In this paper, we explored two mechanisms that are ubiquitous in natural herds and human society. The mechanism of self-introspection reveals that an individual will take different efforts to catch up with others according to different gaps, while the mechanism of credit evaluation reflects the fact that an individual may assign different credits to different neighbors based on its evaluation. To evaluate these two mechanisms, we took the Vicsek model as the raw model and proposed two novel models, the SIM and CEM, by introducing the concept of local consistency. Using the SIM, the individuals decide the degree of effort to make turns according to their own local consistency. Using the CEM, the individuals determine the reference orientation by assigning different weights to their neighbors’ orientations.

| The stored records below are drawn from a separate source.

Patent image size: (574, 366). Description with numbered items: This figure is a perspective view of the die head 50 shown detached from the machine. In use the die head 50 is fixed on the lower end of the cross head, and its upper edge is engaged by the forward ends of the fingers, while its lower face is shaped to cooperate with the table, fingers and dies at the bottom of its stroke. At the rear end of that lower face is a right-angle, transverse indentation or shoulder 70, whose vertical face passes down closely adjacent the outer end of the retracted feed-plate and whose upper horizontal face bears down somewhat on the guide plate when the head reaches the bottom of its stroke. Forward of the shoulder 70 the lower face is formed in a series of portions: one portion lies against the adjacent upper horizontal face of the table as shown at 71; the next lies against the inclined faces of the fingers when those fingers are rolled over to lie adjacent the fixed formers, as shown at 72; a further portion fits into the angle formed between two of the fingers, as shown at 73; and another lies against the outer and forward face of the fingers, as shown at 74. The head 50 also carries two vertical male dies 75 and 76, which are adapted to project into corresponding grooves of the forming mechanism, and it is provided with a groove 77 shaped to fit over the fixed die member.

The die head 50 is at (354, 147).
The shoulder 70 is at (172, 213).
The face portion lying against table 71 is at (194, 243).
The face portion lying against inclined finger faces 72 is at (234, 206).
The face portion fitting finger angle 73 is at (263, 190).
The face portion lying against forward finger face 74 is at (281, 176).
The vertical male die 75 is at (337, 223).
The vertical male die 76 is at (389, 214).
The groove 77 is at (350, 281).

In order to show the effectiveness of the two proposed models, numerical simulations were carried out for different models in both noise-free and noisy environments. We designed three metrics—the convergence time, the global consistency, and the cumulative global consistency—to evaluate the proposed models. It was found that there exists a quantitative relationship between the convergence time and the flocking parameters, and we further investigated the relationship between them and the model parameters. Based on the selected flocking parameters, the convergence time and cumulative global consistency were used as metrics to determine the optimal model parameters of the two proposed models. Then, under the optimal model parameters, the advantages of the two proposed models in terms of convergence efficiency were analyzed from the perspective of global consistency. However, when there was noise, the two models both showed poorer performance than that of the original Vicsek model. Furthermore, it was found through numerical simulations that the groups with mixed behaviors of the two proposed models had better performance compared with the groups with the single behavior of self-introspection.

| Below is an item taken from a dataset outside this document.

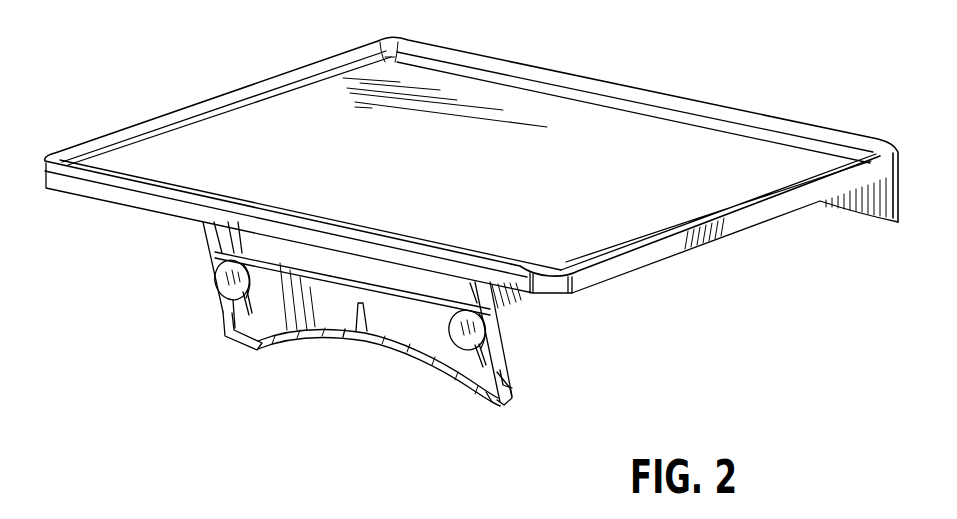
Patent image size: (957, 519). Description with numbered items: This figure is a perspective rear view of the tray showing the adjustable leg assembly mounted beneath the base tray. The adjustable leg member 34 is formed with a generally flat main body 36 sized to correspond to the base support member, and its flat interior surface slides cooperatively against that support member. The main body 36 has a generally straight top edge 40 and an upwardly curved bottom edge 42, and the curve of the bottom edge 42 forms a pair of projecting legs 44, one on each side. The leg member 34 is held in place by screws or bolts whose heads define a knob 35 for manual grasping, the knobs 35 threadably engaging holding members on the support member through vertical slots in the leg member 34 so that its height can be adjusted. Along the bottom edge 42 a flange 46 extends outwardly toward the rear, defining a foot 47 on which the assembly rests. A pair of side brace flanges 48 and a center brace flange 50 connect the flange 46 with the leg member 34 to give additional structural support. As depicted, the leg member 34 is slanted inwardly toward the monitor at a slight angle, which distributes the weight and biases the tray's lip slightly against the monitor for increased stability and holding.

The findings obtained from this research may be valuable for the study of the mechanisms of individuals’ behaviors in flocking in biology communities. Furthermore, this conclusion could also be applied to a distributed cluster of robots. Robotic swarms represent a distinct domain of entities. Both robotic swarms and biological swarms exhibit collective behaviors that self-organize through local perception among individuals, sharing many similarities in formation and behavior. While biological systems display higher complexity across multiple levels (from molecules to organ systems) and possess a certain evolutionary capacity, robots can mimic the behaviors of biological entities, responding to and making decisions based on the surrounding individuals or the environment. The individual behavior model proposed in this study can also be applied to robots, allowing the group to exhibit enhanced adaptability and robustness when adapting to their environment. Future work will concentrate on the more effective ways to combine these two mechanisms together to simulate flocking behaviors.